In considering whether to make a mandatory order, the judge said he regarded the deficiencies in the current accommodation as serious in terms of their nature and effect “as, apparently, did the defendant at least in February 2018”.

He also considered that the defendant had been in breach of statutory duty for a considerable time, particularly having regard to the needs of A and her family. “I have found the evidence as to the defendant's efforts to find suitable accommodation unsatisfactory to the point at which it does not appear to be taking the claimant's case seriously. Nor am I satisfied on the evidence that it is unreasonable to expect greater efforts or that it is impossible or unreasonably difficult to find suitable alternative accommodation for the claimant. Nor has any suggestion been made that the defendant will redouble its efforts and/or that suitable accommodation will be made available to the claimant in the near future.”

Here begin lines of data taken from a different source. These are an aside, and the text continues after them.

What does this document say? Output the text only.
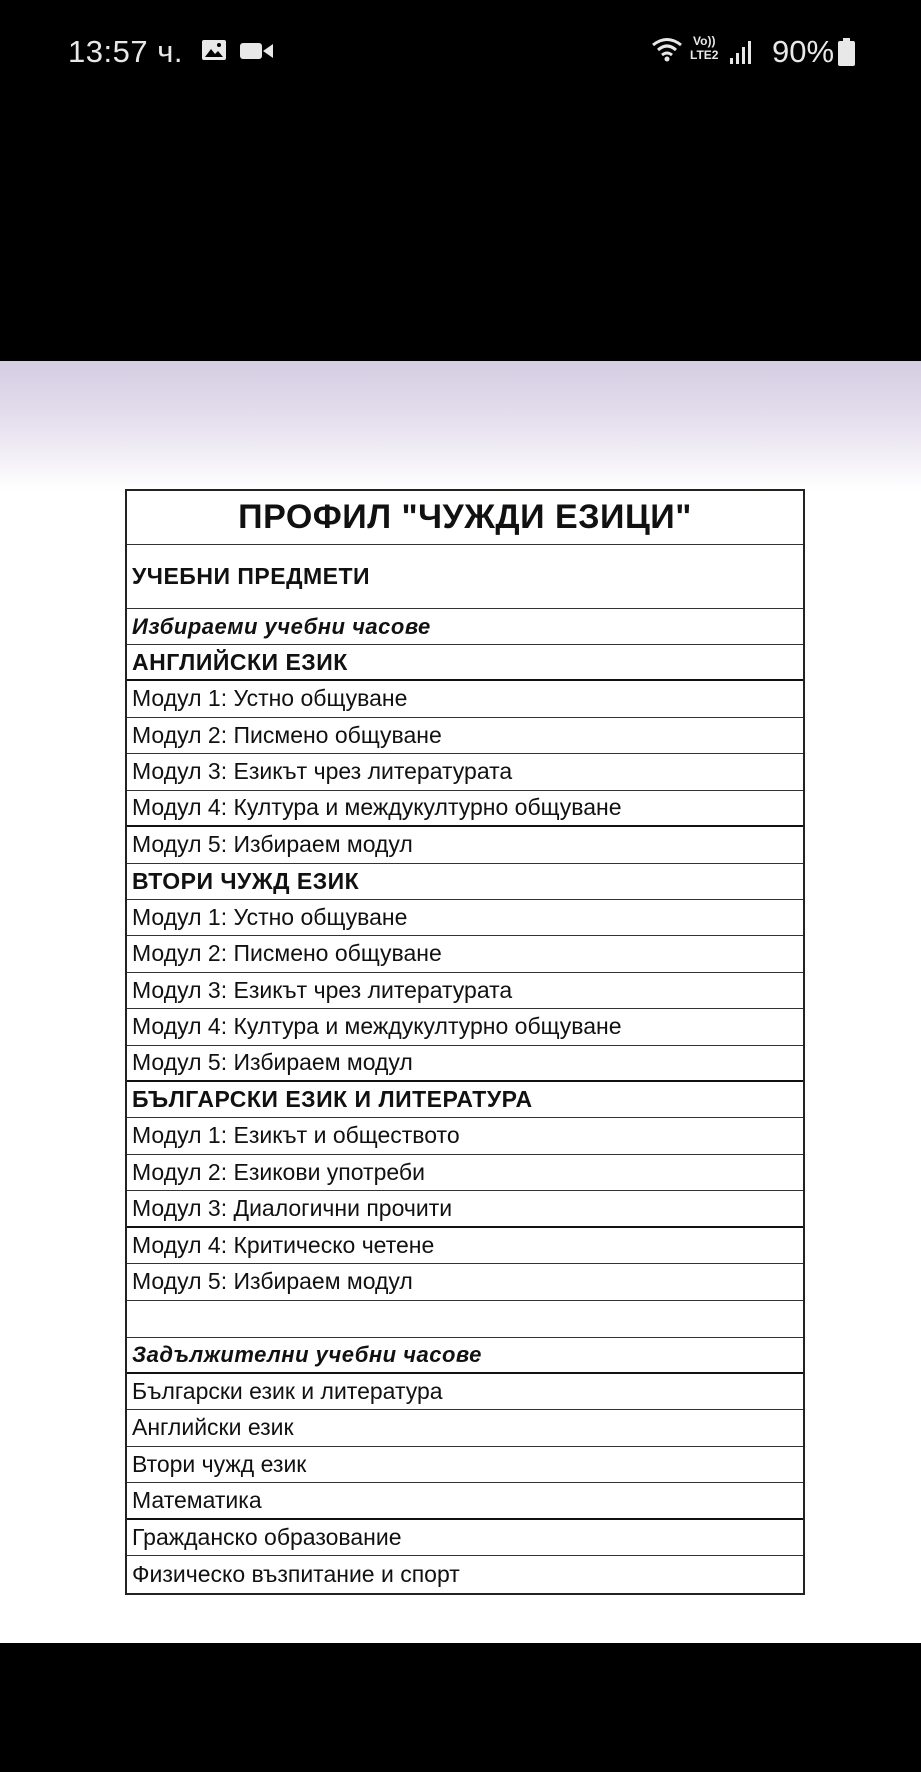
13:57 ч.	Vo))
LTE2 90%
ПРОФИЛ "ЧУЖДИ ЕЗИЦИ"
УЧЕБНИ ПРЕДМЕТИ
Избираеми учебни часове
АНГЛИЙСКИ ЕЗИК
Модул 1: Устно общуване
Модул 2: Писмено общуване
Модул 3: Езикът чрез литературата
Модул 4: Култура и междукултурно общуване
Модул 5: Избираем модул
ВТОРИ ЧУЖД ЕЗИК
Модул 1: Устно общуване
Модул 2: Писмено общуване
Модул 3: Езикът чрез литературата
Модул 4: Култура и междукултурно общуване
Модул 5: Избираем модул
БЪЛГАРСКИ ЕЗИК И ЛИТЕРАТУРА
Модул 1: Езикът и обществото
Модул 2: Езикови употреби
Модул 3: Диалогични прочити
Модул 4: Критическо четене
Модул 5: Избираем модул
Задължителни учебни часове
Български език и литература
Английски език
Втори чужд език
Математика
Гражданско образование
Физическо възпитание и спорт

In the light of these considerations and the evidence as a whole, Mr Justice Linden was not satisfied that he should merely make a declaration that the defendant was in breach of statutory duty. “The short-lived efforts that were made in May 2019 when judicial review was threatened and in December 2019 after proceedings were issued suggest to me that a mere declaration will not lead to a sustained and thoughtful effort to assist the claimant and his family.”

He therefore made a mandatory order which gave Newham 12 weeks to secure that suitable accommodation was available to the claimant in accordance with section 193(2) of the Housing Act 1996.